Um dos grandes desafios do mundo contemporâneo é, ao lado do chamado
desenvolvimento sustentável, a transformação do conhecimento em
riqueza. Como estabelecer padrões de produção e de consumo que atendam
às demandas das populações crescentes em todos os cantos da Terra,
preservando a qualidade de vida e o equilíbrio do meio ambiente no
planeta? Esta é, em resumo, a pergunta que nos põe o assim chamado
desafio ecológico. Como transformar conhecimento em valor econômico e
social, ou, num dos jargões comuns ao nosso tempo, como agregar valor
ao conhecimento?
Responder a essa pergunta é aceitar o segundo desafio acima mencionado
e que poderíamos chamar de desafio tecnológico. Para enfrentar essa
tarefa, própria do que também se convencionou chamar economia ou
sociedade do conhecimento, deveríamos estar preparados, entre outras
coisas, para cumprir todo um ciclo de evoluções e de transformações do
conhecimento. Ele vai da pesquisa básica, produzida nas universidades e
nas instituições afins, passa pela pesquisa aplicada e resulta em
inovação tecnológica capaz de agregar valor comercial, isto é, resulta
em produto de mercado.
Os atores principais desse momento do processo do conhecimento já não
são mais as universidades, mas as empresas. Entretanto, para que a
atuação das empresas seja eficaz, é necessário que tenham no seu
interior, como parte de sua política de desenvolvimento, centros de
pesquisa próprios ou consorciados com outras empresas e com
laboratórios de universidades. O importante é que a política de
pesquisa e desenvolvimento seja da empresa e vise às finalidades
comercialmente competitivas da empresa. Sem isso, não há o desafio do
mercado, não há avanço tecnológico e não há, por fim, inovação no
produto.
Um dos pressupostos essenciais da chamada sociedade ou economia do
conhecimento é, pois, para muito além da capacidade de produção e de
reprodução industriais, a capacidade de gerar conhecimento tecnológico
e, por meio dele, inovar constantemente para um mercado ávido de
novidades e nervoso nas exigências de consumo.

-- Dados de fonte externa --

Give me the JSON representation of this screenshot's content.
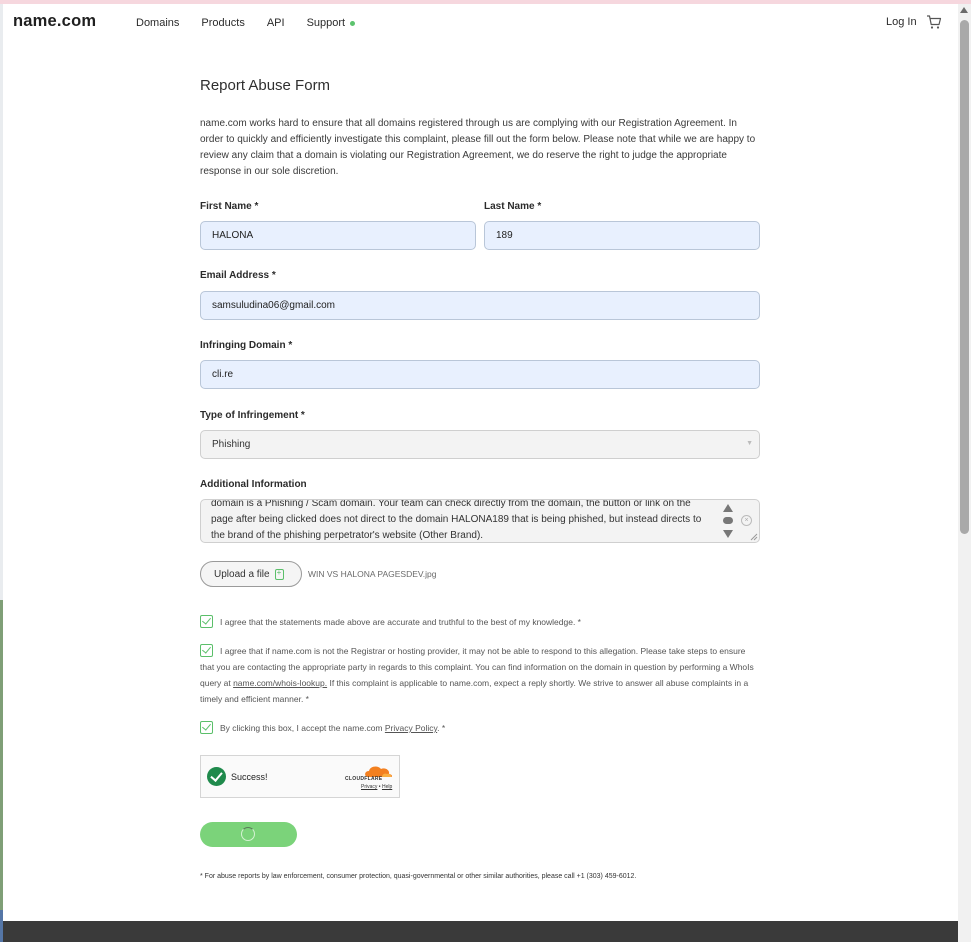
{
  "header": {
    "logo": "name.com",
    "nav": [
      "Domains",
      "Products",
      "API",
      "Support"
    ],
    "login": "Log In"
  },
  "form": {
    "title": "Report Abuse Form",
    "intro": "name.com works hard to ensure that all domains registered through us are complying with our Registration Agreement. In order to quickly and efficiently investigate this complaint, please fill out the form below. Please note that while we are happy to review any claim that a domain is violating our Registration Agreement, we do reserve the right to judge the appropriate response in our sole discretion.",
    "first_name": {
      "label": "First Name *",
      "value": "HALONA"
    },
    "last_name": {
      "label": "Last Name *",
      "value": "189"
    },
    "email": {
      "label": "Email Address *",
      "value": "samsuludina06@gmail.com"
    },
    "domain": {
      "label": "Infringing Domain *",
      "value": "cli.re"
    },
    "infringement_type": {
      "label": "Type of Infringement *",
      "value": "Phishing"
    },
    "additional_info": {
      "label": "Additional Information",
      "value": "domain is a Phishing / Scam domain. Your team can check directly from the domain, the button or link on the page after being clicked does not direct to the domain HALONA189 that is being phished, but instead directs to the brand of the phishing perpetrator's website (Other Brand)."
    },
    "upload": {
      "label": "Upload a file",
      "file_name": "WIN VS HALONA PAGESDEV.jpg"
    },
    "agreements": [
      {
        "text": "I agree that the statements made above are accurate and truthful to the best of my knowledge. *",
        "checked": true
      },
      {
        "text_before": "I agree that if name.com is not the Registrar or hosting provider, it may not be able to respond to this allegation. Please take steps to ensure that you are contacting the appropriate party in regards to this complaint. You can find information on the domain in question by performing a WhoIs query at ",
        "link": "name.com/whois-lookup.",
        "text_after": " If this complaint is applicable to name.com, expect a reply shortly. We strive to answer all abuse complaints in a timely and efficient manner. *",
        "checked": true
      },
      {
        "text_before": "By clicking this box, I accept the name.com ",
        "link": "Privacy Policy",
        "text_after": ". *",
        "checked": true
      }
    ],
    "captcha": {
      "status": "Success!",
      "brand": "CLOUDFLARE",
      "privacy": "Privacy",
      "sep": "•",
      "help": "Help"
    },
    "footnote": "* For abuse reports by law enforcement, consumer protection, quasi-governmental or other similar authorities, please call +1 (303) 459-6012."
  },
  "colors": {
    "accent_green": "#5cc36e",
    "submit_green": "#7bd37a",
    "input_bg": "#e8f0fe"
  }
}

Na economia tipicamente industrial, a lógica de produção era
multiplicar o mesmo produto, massificando-o para um número cada vez
maior de consumidores. Costuma-se dizer que na sociedade do
conhecimento essa lógica de produção tem o sinal invertido: multiplicar
cada vez mais o produto, num processo de constante diferenciação, para
o mesmo segmento e o mesmo número de consumidores. Daí, entre outras
coisas, a importância para esse mercado, da pesquisa e da inovação
tecnológicas.
A ser verdade essa troca de sinais, a lógica de produção do mundo
contemporâneo seria não só inversa, mas também perversa, já que
resultaria num processo sistemático de exclusão social, tanto pelo lado
da participação na riqueza produzida, dada a sua concentração –
inevitável para uns e insuportável para muitos –, quanto pelo lado do
acesso aos bens, serviços e facilidades por ela gerados, isto é, o
acesso ao consumo dos produtos do conhecimento tecnológico e inovador.
Desse modo, aos desafios enunciados logo no início, é preciso
acrescentar um outro, tão urgente de necessidade quanto os outros dois:
o de que, no afã do utilitarismo prático de tudo converter em valor
econômico, tal qual um Rei Midas que na lenda tudo transformava em ouro
pelo simples toque, não percamos de vista os fundamentos éticos,
estéticos e sociais sobre os quais se assenta a própria possibilidade
do conhecimento e de seus avanços. Verdade, beleza e bondade, no
mínimo, dão ao homem, como já se escreveu, a ilusão de que, por elas,
ele escapa da própria escravidão humana.
Dividir a riqueza, fruto do conhecimento, e socializar o acesso aos
seus benefícios, fruto da tecnologia e da inovação é, pois, o terceiro
grande desafio que devemos enfrentar e a sua formulação poderia se dar
dentro de uma perspectiva cuja tônica fosse a de um pragmatismo ético e
social. Quem sabe, possa ele constituir a utopia indispensável ao
tecido do sonho de solidariedade das sociedades contemporâneas.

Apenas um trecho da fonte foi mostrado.